Brazzaville is quite an extraordinary place. It sits on the mighty river Congo, a vast expanse of muddy water dotted with dug-out canoes carrying sure-footed fishermen.

On the opposing bank is Kinshasa, a monster of a city compared with Brazzaville – it has 12 million inhabitants, as opposed to Brazzaville's modest one million. Every destination loves to have "traveller facts" about itself. The Congo is no different.

Everyone here tells you that nowhere else in the world do two capital cities sit within sight of each other on opposing sides of a river. This is a quite specific boast considering that Rome and the Vatican City traditionally hold the "two capitals closest together" crown.

A more interesting fact to me is that Brazzaville was the capital of "Free France" during the Second World War. General De Gaulle came here and declared it as such.

There is a very French feel to the architecture of the old "European Quarter" in the centre of the city, it reminds me a little of Phnom Penh. Not that there is much left: ugly new glass buildings are sprouting and the short civil war in the late Nineties laid waste to the city. There are still plenty of bullet holes and shell marks from the conflict.

Curiously, the city is almost entirely run by Lebanese. There are loads of Lebanese restaurants and even my hotel makes a mean fattoush. The Lebanese, descendants of the Phoenicians, are fabulous merchants, but to leave war-torn Beirut in search of quieter fields and to end up in the Congo is not necessarily a successful move.

My hotel restaurant is full of Russian businessmen and the Brazzaville ladies who lunch. The Russians all drink beer way too early in the day and smoke as if it was going out of fashion.

Every three hours or so, a couple of Congolese will come in and they will have long, shifty-looking conversations in the corner of the restaurant before returning to their beer and cigarettes. It's all very reminiscent of the Cold War, although the lunching ladies – bored wives of diplomats and businessmen – don't seem to notice or care about the intrigue around them. They drink white wine and are all on laptops showing each other clips of things with the volume on a little too loud.

One man, a Congolese, sits alone in the corner drinking vats of strong coffee. He has a mobile phone that is very loud but he never answers it. Every three or four minutes a sinister, tinny whisper blares out from it: "Boss, you have a text message...", but he never even looks at it, just downs another coffee and stares into inner space.

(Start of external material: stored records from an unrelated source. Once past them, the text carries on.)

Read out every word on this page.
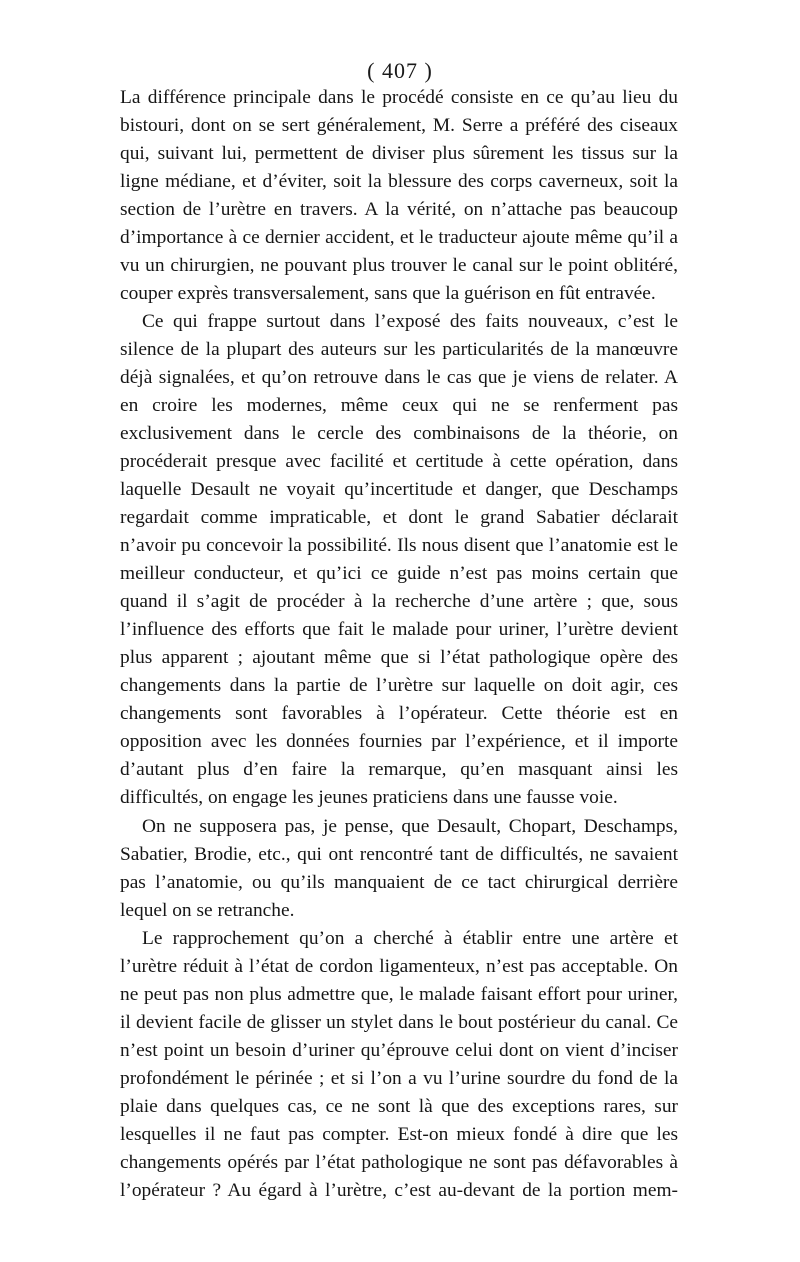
( 407 )

La différence principale dans le procédé consiste en ce qu’au lieu du bistouri, dont on se sert généralement, M. Serre a préféré des ciseaux qui, suivant lui, permettent de diviser plus sûrement les tissus sur la ligne médiane, et d’éviter, soit la blessure des corps caverneux, soit la section de l’urètre en travers. A la vérité, on n’attache pas beaucoup d’importance à ce dernier accident, et le traducteur ajoute même qu’il a vu un chirurgien, ne pouvant plus trouver le canal sur le point oblitéré, couper exprès transversalement, sans que la guérison en fût entravée.

Ce qui frappe surtout dans l’exposé des faits nouveaux, c’est le silence de la plupart des auteurs sur les particularités de la manœuvre déjà signalées, et qu’on retrouve dans le cas que je viens de relater. A en croire les modernes, même ceux qui ne se renferment pas exclusivement dans le cercle des combinaisons de la théorie, on procéderait presque avec facilité et certitude à cette opération, dans laquelle Desault ne voyait qu’incertitude et danger, que Deschamps regardait comme impraticable, et dont le grand Sabatier déclarait n’avoir pu concevoir la possibilité. Ils nous disent que l’anatomie est le meilleur conducteur, et qu’ici ce guide n’est pas moins certain que quand il s’agit de procéder à la recherche d’une artère ; que, sous l’influence des efforts que fait le malade pour uriner, l’urètre devient plus apparent ; ajoutant même que si l’état pathologique opère des changements dans la partie de l’urètre sur laquelle on doit agir, ces changements sont favorables à l’opérateur. Cette théorie est en opposition avec les données fournies par l’expérience, et il importe d’autant plus d’en faire la remarque, qu’en masquant ainsi les difficultés, on engage les jeunes praticiens dans une fausse voie.

On ne supposera pas, je pense, que Desault, Chopart, Deschamps, Sabatier, Brodie, etc., qui ont rencontré tant de difficultés, ne savaient pas l’anatomie, ou qu’ils manquaient de ce tact chirurgical derrière lequel on se retranche.

Le rapprochement qu’on a cherché à établir entre une artère et l’urètre réduit à l’état de cordon ligamenteux, n’est pas acceptable. On ne peut pas non plus admettre que, le malade faisant effort pour uriner, il devient facile de glisser un stylet dans le bout postérieur du canal. Ce n’est point un besoin d’uriner qu’éprouve celui dont on vient d’inciser profondément le périnée ; et si l’on a vu l’urine sourdre du fond de la plaie dans quelques cas, ce ne sont là que des exceptions rares, sur lesquelles il ne faut pas compter. Est-on mieux fondé à dire que les changements opérés par l’état pathologique ne sont pas défavorables à l’opérateur ? Au égard à l’urètre, c’est au-devant de la portion mem-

I am now leaving the relative civilisation of the capital to fly north over the equator and into the unknown. I discovered today that my guide, Jean-Pierre, has never been to the swampy forest area that we're going to. This was not exactly reassuring, but that's Africa for you – it's never the most reassuring of destinations.

My goal is to try to find the mokele-mbembe, a dinosaur-like creature that has been harassing pygmies in the area for the past 200 years. Who knows what we will discover? But then, even if I do happen to come across it, nobody will ever believe me anyway.

This is an adventure, pure and simple – the biggest adventure of my life so far, and I can't wait.